El mundo de ayer, el de hoy y seguramente el de 2020 dejan pocos márgenes de maniobra para un país como Colombia. Pero seguir aferrados a la idea de que la única opción que tiene el país es atar su suerte a la de la potencia no solo es miope sino que desconoce la gama de opciones con las que se podría jugar sin necesidad de dejar de tener buenas relaciones con Washington. Querámoslo o no, Estados Unidos es el primer destino para los productos colombianos y su principal inversionista extranjero. Un porcentaje mayoritario de los tres millones de colombianos que residen en el exterior, junto con sus inmensas remesas, se encuentran allí. Y si se tienen en cuenta los efectos futuros que tendrá la firma del TLC, la estrechez de la relación bilateral llegará a ser aún mayor.

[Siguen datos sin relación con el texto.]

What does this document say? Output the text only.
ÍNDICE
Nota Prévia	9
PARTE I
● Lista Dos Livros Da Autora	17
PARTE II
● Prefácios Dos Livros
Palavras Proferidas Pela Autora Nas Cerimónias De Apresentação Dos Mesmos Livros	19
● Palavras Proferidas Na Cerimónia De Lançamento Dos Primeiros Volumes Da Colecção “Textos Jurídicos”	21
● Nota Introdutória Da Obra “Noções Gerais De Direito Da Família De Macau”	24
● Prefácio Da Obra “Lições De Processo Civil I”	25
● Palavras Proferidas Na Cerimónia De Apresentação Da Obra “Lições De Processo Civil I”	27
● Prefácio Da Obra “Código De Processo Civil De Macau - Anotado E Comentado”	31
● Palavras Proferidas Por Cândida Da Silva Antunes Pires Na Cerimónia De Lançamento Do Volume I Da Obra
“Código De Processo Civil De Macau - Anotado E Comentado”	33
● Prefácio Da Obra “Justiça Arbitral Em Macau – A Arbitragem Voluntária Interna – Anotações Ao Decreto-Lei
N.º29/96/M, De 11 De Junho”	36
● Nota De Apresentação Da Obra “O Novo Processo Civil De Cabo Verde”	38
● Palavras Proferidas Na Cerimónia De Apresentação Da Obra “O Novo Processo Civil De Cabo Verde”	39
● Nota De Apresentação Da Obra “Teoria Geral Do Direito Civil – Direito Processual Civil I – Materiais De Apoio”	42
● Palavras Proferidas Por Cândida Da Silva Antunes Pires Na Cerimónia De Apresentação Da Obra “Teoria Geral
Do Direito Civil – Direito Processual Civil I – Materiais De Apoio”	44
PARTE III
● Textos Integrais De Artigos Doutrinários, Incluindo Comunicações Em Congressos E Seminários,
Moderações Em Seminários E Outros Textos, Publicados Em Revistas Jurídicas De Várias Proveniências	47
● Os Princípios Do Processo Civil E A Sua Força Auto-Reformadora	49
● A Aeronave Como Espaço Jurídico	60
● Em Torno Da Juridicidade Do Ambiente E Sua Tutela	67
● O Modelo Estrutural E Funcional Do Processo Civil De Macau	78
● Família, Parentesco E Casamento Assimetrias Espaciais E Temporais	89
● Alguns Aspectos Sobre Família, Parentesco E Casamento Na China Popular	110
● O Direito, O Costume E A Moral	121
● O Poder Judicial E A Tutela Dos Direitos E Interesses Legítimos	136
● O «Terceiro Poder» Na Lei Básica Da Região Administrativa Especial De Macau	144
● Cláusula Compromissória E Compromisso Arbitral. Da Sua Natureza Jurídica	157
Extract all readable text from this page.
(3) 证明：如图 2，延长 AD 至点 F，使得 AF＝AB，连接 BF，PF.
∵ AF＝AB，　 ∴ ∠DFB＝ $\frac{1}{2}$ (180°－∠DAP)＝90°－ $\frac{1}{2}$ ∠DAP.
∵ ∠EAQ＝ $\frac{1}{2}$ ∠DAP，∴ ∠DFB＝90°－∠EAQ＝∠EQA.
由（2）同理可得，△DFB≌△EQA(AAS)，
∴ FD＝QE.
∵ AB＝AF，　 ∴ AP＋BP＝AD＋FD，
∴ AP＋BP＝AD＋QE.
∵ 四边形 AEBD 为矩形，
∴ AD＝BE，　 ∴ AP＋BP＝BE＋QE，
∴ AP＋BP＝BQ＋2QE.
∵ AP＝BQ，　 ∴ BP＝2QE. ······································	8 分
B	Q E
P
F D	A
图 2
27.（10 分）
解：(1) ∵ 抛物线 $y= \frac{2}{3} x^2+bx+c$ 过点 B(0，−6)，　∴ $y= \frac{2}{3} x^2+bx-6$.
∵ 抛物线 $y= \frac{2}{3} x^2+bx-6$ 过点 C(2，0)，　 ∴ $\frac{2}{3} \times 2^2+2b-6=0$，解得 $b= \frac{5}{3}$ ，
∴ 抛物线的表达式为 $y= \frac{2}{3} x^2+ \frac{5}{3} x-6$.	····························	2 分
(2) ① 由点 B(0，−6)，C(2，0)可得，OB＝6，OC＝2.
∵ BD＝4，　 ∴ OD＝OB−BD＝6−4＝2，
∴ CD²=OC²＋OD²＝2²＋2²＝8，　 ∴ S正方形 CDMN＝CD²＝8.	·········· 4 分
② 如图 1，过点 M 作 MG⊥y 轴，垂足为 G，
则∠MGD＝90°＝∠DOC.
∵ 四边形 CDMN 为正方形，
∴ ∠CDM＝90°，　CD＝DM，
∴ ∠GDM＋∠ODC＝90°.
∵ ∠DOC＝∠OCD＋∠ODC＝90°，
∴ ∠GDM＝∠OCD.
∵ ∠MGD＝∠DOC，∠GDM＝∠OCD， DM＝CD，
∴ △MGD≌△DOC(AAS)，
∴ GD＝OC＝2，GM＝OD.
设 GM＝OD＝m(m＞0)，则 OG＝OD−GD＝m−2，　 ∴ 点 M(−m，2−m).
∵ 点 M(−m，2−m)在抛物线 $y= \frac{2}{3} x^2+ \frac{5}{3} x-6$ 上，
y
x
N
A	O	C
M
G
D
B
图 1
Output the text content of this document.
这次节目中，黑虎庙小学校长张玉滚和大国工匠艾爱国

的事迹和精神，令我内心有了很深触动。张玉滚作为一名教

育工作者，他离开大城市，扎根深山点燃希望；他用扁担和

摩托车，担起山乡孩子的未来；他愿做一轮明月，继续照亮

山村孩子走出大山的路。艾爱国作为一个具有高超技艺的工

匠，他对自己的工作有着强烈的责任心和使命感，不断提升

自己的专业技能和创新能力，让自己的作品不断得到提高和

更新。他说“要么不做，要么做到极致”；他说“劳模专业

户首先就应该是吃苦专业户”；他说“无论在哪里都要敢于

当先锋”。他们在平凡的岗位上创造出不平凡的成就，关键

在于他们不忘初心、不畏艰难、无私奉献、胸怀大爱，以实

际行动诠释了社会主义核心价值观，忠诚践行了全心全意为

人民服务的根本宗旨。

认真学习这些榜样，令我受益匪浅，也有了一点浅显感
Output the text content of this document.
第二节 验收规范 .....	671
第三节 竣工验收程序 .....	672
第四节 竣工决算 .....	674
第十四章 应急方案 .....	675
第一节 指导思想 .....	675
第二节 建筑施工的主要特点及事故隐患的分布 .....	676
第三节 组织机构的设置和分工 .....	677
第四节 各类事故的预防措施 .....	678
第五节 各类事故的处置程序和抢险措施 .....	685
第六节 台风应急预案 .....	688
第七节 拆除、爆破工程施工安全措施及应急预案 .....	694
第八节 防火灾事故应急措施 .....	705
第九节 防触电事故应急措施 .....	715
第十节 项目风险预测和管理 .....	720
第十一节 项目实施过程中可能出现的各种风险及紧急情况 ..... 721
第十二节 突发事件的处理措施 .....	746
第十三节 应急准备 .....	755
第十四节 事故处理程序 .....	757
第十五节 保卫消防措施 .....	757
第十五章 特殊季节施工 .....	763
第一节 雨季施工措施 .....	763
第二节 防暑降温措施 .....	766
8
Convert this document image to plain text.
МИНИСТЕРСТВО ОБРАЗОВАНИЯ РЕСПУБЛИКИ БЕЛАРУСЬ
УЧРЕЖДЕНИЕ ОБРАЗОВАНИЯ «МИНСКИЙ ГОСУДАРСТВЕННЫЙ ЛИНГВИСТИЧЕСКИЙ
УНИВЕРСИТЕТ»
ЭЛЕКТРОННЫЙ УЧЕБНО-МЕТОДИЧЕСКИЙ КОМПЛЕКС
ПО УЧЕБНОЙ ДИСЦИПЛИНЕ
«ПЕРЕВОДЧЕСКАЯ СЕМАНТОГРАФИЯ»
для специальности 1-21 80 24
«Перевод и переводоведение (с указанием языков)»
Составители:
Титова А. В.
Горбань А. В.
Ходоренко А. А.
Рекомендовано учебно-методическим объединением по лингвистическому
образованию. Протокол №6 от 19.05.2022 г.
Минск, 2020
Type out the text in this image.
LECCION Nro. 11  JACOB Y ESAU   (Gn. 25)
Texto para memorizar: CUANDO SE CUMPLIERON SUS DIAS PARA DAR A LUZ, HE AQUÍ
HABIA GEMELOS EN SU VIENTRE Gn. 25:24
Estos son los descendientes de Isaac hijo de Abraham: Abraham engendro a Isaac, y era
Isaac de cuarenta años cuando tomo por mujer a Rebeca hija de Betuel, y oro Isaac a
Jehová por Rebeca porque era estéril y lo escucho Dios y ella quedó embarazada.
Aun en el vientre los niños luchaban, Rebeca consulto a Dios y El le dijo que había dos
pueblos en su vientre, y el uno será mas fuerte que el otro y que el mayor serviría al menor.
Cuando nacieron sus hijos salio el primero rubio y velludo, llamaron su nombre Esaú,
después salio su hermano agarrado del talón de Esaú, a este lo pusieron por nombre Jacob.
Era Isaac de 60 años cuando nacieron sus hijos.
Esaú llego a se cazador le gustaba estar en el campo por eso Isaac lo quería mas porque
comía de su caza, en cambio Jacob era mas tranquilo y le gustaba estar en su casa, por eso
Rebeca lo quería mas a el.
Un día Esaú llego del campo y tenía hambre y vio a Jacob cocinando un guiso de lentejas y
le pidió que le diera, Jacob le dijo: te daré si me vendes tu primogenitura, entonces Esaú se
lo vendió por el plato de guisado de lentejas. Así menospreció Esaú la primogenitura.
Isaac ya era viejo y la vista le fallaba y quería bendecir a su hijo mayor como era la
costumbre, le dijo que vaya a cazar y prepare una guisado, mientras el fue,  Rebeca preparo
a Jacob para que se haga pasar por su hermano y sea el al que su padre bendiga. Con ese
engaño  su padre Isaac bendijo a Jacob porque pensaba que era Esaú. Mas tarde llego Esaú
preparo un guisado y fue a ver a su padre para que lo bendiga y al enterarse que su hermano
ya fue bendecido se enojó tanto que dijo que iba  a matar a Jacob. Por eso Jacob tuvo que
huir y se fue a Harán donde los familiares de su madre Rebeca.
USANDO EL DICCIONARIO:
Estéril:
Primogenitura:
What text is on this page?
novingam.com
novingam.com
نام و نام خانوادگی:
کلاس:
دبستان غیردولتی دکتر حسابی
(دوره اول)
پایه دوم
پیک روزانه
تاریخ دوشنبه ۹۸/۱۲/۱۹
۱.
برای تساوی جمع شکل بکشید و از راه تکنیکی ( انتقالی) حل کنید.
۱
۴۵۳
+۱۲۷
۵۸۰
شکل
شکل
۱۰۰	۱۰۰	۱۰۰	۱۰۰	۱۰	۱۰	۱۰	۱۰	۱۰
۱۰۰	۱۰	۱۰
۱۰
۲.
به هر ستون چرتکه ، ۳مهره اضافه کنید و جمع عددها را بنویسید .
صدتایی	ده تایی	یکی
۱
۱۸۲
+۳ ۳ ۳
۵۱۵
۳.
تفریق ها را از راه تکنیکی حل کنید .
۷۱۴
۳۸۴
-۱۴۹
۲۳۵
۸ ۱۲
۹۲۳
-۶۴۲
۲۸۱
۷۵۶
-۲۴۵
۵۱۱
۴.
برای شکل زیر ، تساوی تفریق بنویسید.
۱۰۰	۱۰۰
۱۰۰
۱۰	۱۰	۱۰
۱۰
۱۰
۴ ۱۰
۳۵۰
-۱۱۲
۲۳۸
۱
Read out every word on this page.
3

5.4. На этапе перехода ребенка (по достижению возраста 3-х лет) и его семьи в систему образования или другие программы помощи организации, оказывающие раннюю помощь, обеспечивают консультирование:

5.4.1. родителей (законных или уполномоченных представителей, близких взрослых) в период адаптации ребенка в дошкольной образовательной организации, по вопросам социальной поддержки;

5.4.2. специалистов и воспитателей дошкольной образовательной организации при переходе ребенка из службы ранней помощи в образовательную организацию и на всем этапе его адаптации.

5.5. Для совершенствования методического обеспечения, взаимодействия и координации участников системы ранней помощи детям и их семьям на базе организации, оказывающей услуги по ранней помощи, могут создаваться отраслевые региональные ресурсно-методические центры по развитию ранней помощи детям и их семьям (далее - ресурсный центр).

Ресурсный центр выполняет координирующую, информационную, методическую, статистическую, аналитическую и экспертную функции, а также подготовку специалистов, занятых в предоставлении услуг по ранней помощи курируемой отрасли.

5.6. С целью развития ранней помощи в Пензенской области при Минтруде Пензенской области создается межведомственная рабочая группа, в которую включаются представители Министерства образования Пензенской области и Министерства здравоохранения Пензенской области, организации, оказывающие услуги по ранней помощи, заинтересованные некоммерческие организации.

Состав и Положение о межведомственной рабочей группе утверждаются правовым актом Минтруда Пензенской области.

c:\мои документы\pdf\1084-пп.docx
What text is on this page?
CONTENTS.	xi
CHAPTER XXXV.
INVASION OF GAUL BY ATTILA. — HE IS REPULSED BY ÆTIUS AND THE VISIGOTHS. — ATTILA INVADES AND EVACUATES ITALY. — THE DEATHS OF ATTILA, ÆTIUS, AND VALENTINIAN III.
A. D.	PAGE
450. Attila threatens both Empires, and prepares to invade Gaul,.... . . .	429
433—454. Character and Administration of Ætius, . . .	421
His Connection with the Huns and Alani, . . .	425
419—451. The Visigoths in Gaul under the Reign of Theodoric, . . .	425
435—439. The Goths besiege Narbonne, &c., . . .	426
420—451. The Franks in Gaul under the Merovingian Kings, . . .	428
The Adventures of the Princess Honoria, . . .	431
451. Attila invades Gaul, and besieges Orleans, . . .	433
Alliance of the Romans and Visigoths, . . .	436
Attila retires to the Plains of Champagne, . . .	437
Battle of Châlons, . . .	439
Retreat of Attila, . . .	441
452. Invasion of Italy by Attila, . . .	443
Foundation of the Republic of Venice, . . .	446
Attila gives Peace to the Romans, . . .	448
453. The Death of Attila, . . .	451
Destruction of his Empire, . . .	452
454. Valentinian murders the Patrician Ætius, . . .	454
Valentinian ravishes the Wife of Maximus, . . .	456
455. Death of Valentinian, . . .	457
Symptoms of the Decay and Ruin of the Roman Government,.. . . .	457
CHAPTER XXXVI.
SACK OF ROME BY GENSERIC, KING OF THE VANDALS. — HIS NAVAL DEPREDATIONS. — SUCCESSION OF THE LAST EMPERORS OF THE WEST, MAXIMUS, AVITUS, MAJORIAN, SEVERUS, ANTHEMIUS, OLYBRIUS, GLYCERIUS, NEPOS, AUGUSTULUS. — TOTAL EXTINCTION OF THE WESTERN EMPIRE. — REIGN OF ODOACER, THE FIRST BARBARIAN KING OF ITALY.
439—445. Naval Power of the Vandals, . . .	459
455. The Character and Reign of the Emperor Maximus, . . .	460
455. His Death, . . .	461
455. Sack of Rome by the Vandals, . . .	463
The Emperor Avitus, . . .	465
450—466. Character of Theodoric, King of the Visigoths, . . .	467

Tener relaciones estrechas no implica que la subordinación sea inevitable. Pensarlas en términos de una interacción estratégica para los intereses del país sería un punto de partida más inteligente hacia el futuro. Ésta debería consistir en la creación de niveles relativos de autonomía y la búsqueda del desarrollo nacional, entendido en términos políticos, económicos y sociales. Parece increíble que de los 3.150 millones de dólares que Colombia ha recibido, solamente el 20 por ciento busca mejorar la gobernabilidad del país y aliviar la pobreza, mientras que el 80 por ciento restante está dedicado exclusivamente a la guerra. Un país que compite para el premio al más inequitativo del mundo y en donde 66 por ciento de la población nacional vive debajo de la línea de pobreza no puede confiar su futuro a otro cuyo único interés en el mundo parece ser afianzar su predominio.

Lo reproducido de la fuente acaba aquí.